Comment. Most of the following has been included in the second printing (Dec. 2006/Feb. 2007)
In the second edition of the book we have added several introductory examples for decentralized control (pp. 430-436). The most striking is probably Example 10.14 where a diagonal plant is controlled using the off-diagonal pairings. A simple physical examples is the control of room temperature in two rooms located in two different countries, say UK (Ian's office) and Norway (Sigurd's office). The setup is then that Ian gets a measurement of Sigurd's room temperature (in Norway), and based on this adjusts the heating (or cooling) in his room (in the UK).
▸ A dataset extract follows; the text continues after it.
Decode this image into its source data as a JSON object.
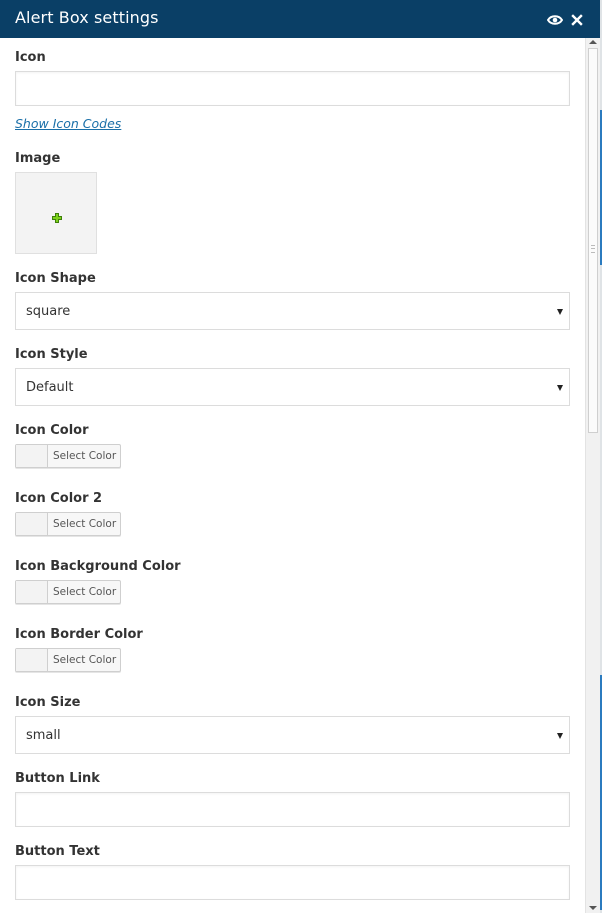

Similarly, Sigurd gets a measurement of Ian's room temperature (in the UK), and based on this adjusts the heating (most likely!) in his room (in Norway). As shown in Figure 10.15(b) such a ridiculous setup (with g11=0 and g22=0) is actually workable because of the "hidden" feedback loop going through the off-diagonal elements and the controllers (g12*g21*k1*k2 is nonzero), provided one is able to tune the controllers k1 and k2 (which is not trivial and as seen requires a negative sign in one of the controllers). Two lessons from this example are that (1) decentralized control can work for almost any plant, and (2) the fact that we have acceptable closed-loop performance does not mean that we are using the best pairing.
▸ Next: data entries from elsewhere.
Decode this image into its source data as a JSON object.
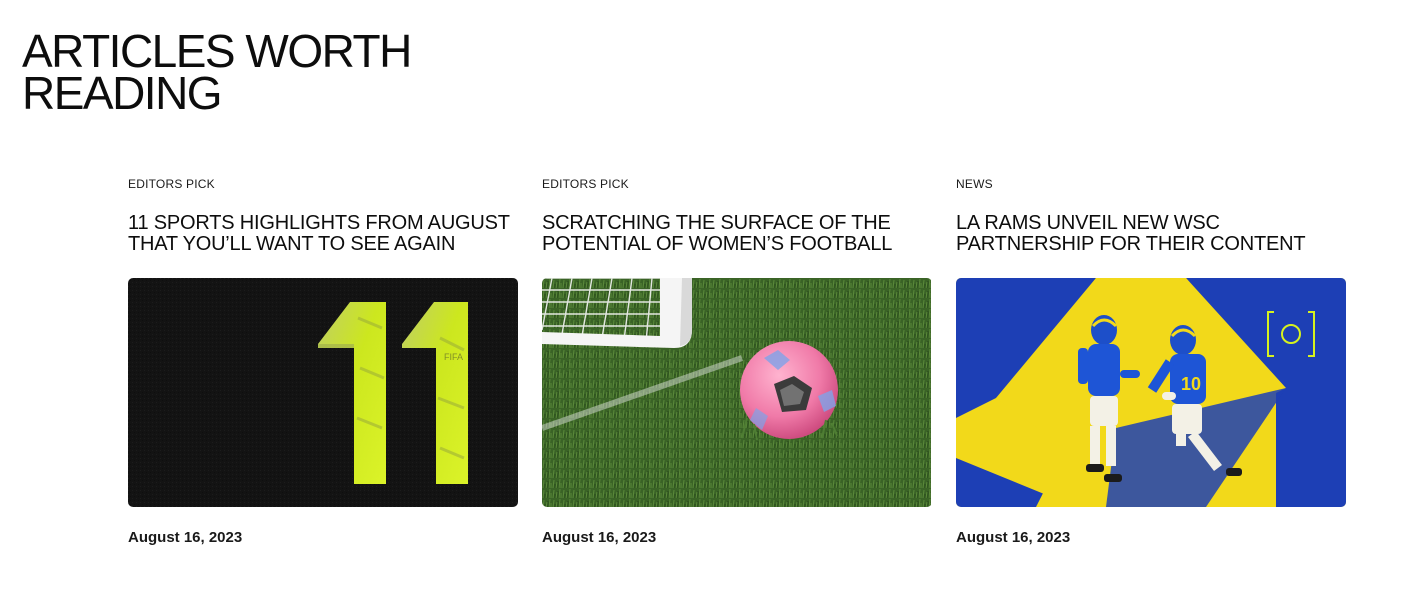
{
  "section": {
    "title_line1": "ARTICLES WORTH",
    "title_line2": "READING"
  },
  "articles": [
    {
      "category": "EDITORS PICK",
      "title_line1": "11 SPORTS HIGHLIGHTS FROM AUGUST",
      "title_line2": "THAT YOU’LL WANT TO SEE AGAIN",
      "image_text": "11",
      "image_subject": "yellow-number-eleven-graphic",
      "date": "August 16, 2023"
    },
    {
      "category": "EDITORS PICK",
      "title_line1": "SCRATCHING THE SURFACE OF THE",
      "title_line2": "POTENTIAL OF WOMEN’S FOOTBALL",
      "image_subject": "pink-football-on-grass-photo",
      "date": "August 16, 2023"
    },
    {
      "category": "NEWS",
      "title_line1": "LA RAMS UNVEIL NEW WSC",
      "title_line2": "PARTNERSHIP FOR THEIR CONTENT",
      "image_subject": "rams-players-celebrating-photo",
      "date": "August 16, 2023"
    }
  ],
  "colors": {
    "text": "#0d0d0d",
    "neon_yellow": "#d6f21f",
    "rams_blue": "#1d3fb5",
    "rams_yellow": "#f2d91a",
    "grass": "#3e6b2a",
    "ball_pink": "#f07aa8"
  }
}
• p. 441 (first printing) or p. 442 (second printing). Triangular plant and RGA . In the book we give the following 4x4 counterexample to the claim "RGA(G)=I implies that G is triangular": >> g = [1 1 0 0; 0 1 1 1; 1 1 1 0; 0 0 1 1] which has RGA=I. The counterexample is from Johnson and Shapiro (1986) and is based on discussion they had with Ed Bristol; thanks to Vinay Kariwala for pointing this counterexample out to us. One may think this is a constructed example that may never happen in practice, but (unfortunately) this is not the case as seen from a simple realistic process example that I have constructed. Here is a simulink-file for the process.

• p. 484. Some comments on the use of Finsler's Lemma.
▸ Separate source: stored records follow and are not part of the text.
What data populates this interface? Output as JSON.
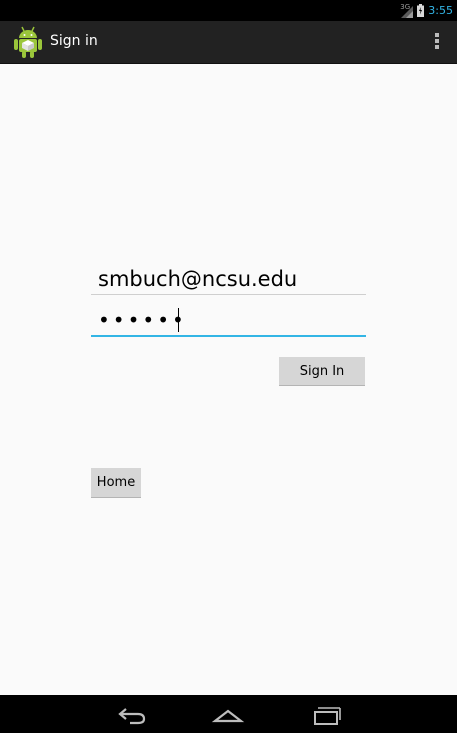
{
  "status_bar": {
    "network_label": "3G",
    "time": "3:55",
    "icons": [
      "signal-icon",
      "battery-icon"
    ],
    "clock_color": "#33b5e5"
  },
  "action_bar": {
    "title": "Sign in",
    "app_icon": "android-app-icon",
    "overflow_icon": "overflow-menu-icon"
  },
  "form": {
    "email_value": "smbuch@ncsu.edu",
    "password_masked": "••••••",
    "sign_in_label": "Sign In",
    "home_label": "Home",
    "focus_color": "#33b5e5"
  },
  "nav_bar": {
    "icons": [
      "back-icon",
      "home-icon",
      "recent-apps-icon"
    ]
  }
}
• p. 532 (Section A.5.2), Interpretation of matrix Frobenius norm.
Let z=Aw where the vector w is in a given set and we want to evaluate the two-norm of the vector z.
We consider three sets for w:
(1) ||w||_2 \le 1
(2) ||w||_infty \le 1 (largest element in w less than 1)
(3) w is N(0,I) (normally distributed with zero mean and variance=1)
and two cases for the evaluation of the two-norm of z:
(a) worst-case (for a specific allowed w)
(b) average/expected (for all allowed w)
We then have the following results (Kariwala et al., Ind.Eng.Chem.Res., 2008, 1150-1158):

Case (allowed set for w)  	|  (a) worst-case ||z||_2	|  (b) average ||z||_2
--------------------------------|-------------------------------|----------------------
1    ||w||_2 \le 1		|    sigma(A)			|   ||A||_F*sqrt(1/3nw)
2    ||w||_infty \le 1		|    sigma(A)*sqrt(nw) (UPPER) 	|   ||A||_F*sqrt(1/3)
3    w is N(O,I)		|    infinity			|   ||A||_F

Notes: A uniform disturibution for w is assumed in cases 1b and 2b
nw is the length of the vector w
sigma(A)=||A||_2 is the maximum singular value of A
The value for Case 2a is an upper bound; the lower bound is sigma(A).